In fact, just a few months before, a summit had been held at Camp David in which Arafat and the then Israeli Prime Minister, Ehud Barak, participated, which concluded without an agreement and with both parties presenting to the public very distant positions on the talks, which they attempted repeat the success achieved in 1978 with the Camp David Accords, which marked the peace agreement between Israel and Egypt.

The blow of the failure of the Oslo Accords has been followed by failed peace initiatives over the past two decades, including the 2002 Arab Peace Initiative -- launched under the aegis of the Arab League and one of the main proposals on the table-- and the talks between the parties in 2007, 2010 and 2013.
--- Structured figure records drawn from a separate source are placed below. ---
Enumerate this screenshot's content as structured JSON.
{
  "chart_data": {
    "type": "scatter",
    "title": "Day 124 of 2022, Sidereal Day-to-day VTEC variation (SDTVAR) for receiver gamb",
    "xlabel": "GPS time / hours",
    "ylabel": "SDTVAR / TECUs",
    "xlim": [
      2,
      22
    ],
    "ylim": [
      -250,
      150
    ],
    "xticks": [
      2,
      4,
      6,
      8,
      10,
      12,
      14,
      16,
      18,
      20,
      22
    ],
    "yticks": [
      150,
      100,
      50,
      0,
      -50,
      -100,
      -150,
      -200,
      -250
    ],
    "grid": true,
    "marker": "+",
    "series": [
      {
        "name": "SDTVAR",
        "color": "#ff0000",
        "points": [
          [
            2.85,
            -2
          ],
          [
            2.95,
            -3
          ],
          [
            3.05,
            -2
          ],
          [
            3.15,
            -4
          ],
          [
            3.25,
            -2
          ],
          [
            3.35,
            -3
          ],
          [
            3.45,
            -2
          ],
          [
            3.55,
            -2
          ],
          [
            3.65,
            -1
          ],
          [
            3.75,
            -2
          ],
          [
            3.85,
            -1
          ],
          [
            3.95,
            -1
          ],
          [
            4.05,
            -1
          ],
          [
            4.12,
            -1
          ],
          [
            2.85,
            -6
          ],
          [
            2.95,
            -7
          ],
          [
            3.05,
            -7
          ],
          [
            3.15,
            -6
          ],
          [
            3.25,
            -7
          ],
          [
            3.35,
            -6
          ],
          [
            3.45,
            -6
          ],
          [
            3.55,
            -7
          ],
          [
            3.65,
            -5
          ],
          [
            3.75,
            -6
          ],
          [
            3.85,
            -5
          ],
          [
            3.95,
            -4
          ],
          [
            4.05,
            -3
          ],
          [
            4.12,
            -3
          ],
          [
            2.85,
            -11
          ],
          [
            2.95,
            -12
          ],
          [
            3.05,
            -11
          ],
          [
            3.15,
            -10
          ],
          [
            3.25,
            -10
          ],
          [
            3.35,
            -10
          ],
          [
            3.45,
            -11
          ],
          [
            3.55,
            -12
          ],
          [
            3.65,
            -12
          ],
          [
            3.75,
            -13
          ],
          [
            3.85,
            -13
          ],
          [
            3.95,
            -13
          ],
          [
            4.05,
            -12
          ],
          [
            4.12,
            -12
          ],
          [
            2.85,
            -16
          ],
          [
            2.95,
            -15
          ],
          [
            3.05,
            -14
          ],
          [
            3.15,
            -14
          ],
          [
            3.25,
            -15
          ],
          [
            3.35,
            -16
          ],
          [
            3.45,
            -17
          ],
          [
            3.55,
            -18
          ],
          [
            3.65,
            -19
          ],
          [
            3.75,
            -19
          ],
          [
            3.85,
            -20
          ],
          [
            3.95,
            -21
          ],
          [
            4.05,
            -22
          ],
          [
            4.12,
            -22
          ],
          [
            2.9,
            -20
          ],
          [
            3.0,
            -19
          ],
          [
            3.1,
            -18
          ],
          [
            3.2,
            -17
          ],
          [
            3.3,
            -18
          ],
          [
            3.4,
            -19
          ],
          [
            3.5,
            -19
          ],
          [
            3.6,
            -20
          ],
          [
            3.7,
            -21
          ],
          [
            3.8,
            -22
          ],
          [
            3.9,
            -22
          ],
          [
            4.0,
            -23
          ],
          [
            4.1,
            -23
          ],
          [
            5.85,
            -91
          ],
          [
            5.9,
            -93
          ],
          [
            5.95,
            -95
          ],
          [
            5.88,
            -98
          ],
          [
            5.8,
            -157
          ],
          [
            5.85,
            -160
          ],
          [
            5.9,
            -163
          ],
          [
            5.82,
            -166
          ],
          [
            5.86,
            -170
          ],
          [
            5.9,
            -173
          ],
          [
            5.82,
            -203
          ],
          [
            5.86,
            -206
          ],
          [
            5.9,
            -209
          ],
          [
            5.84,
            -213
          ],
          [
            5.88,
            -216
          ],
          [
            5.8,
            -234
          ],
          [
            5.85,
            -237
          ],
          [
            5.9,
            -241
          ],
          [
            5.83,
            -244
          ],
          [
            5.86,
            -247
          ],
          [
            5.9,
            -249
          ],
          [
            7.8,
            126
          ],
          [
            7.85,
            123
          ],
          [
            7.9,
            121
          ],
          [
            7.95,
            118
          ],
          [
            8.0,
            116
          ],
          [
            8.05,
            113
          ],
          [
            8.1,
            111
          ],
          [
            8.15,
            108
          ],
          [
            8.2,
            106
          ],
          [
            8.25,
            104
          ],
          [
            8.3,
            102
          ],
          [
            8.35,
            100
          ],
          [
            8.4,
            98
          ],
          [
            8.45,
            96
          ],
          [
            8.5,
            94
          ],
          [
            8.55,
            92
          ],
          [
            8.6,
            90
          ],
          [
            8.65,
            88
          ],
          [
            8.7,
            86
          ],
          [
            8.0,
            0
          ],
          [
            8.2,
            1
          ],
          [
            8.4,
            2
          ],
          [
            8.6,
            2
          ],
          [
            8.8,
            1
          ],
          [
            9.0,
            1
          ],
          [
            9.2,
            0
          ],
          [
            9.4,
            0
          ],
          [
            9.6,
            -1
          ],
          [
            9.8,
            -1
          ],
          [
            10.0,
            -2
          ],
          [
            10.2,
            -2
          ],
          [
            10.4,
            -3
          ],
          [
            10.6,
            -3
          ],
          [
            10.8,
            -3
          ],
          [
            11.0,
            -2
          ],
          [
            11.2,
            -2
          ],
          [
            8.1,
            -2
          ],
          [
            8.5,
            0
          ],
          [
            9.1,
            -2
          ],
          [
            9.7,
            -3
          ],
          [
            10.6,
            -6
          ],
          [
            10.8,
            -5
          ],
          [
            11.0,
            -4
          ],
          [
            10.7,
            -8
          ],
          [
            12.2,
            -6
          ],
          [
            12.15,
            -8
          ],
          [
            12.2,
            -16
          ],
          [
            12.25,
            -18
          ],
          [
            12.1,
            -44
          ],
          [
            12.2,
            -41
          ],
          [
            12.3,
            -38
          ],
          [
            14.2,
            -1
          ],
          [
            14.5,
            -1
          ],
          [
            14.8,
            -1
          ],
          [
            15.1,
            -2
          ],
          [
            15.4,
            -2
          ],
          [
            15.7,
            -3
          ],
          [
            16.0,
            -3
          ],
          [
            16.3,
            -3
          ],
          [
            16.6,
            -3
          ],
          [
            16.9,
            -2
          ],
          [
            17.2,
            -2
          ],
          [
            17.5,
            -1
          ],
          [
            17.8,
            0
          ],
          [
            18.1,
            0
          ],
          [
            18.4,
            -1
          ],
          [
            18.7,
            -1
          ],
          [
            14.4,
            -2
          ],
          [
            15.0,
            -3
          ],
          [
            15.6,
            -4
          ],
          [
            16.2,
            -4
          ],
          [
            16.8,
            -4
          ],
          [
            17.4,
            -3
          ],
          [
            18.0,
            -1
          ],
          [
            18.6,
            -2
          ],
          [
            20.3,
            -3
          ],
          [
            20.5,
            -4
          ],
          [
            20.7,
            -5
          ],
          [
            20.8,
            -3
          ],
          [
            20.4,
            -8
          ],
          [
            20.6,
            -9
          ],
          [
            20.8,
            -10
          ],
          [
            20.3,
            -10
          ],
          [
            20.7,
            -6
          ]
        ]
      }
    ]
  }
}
Likewise, Abbas presented a peace plan in 2014 that was rejected by Israel and the United States, while the push by former US President Donald Trump with the proposal presented in 2017 came to nothing due to the frontal rejection of the Palestinian authorities of the 'agreement'. of the century', which included Jerusalem as the "indivisible" capital of Israel.

Trump's initiative, however, led to a diplomatic boost that ended in 2020 with the signing of what are known as the 'Abraham Accords', which led to the normalization of relations between Israel and Bahrain, the United Arab Emirates (UAE), Morocco. and Sudan, the first countries to reach a pact of this type since Jordan in 1994.

Israel also aspires to sign an agreement with Saudi Arabia in the short term, although any progress is now complicated, given that Riyadh has also conditioned its position on achieving some type of concession for its theoretical Palestinian allies.

On the other hand, contacts between Israelis and Palestinians had already remained completely at a standstill, with the respective positions distant and a constant trickle of violent incidents that has become especially palpable this year.

Several terrorist attacks on Israeli soil, with attacks in both Jerusalem and Tel Aviv, and a succession of operations by Israeli forces on the occupied territories, including a macro operation on Jenin in early July, have exposed the latent tension.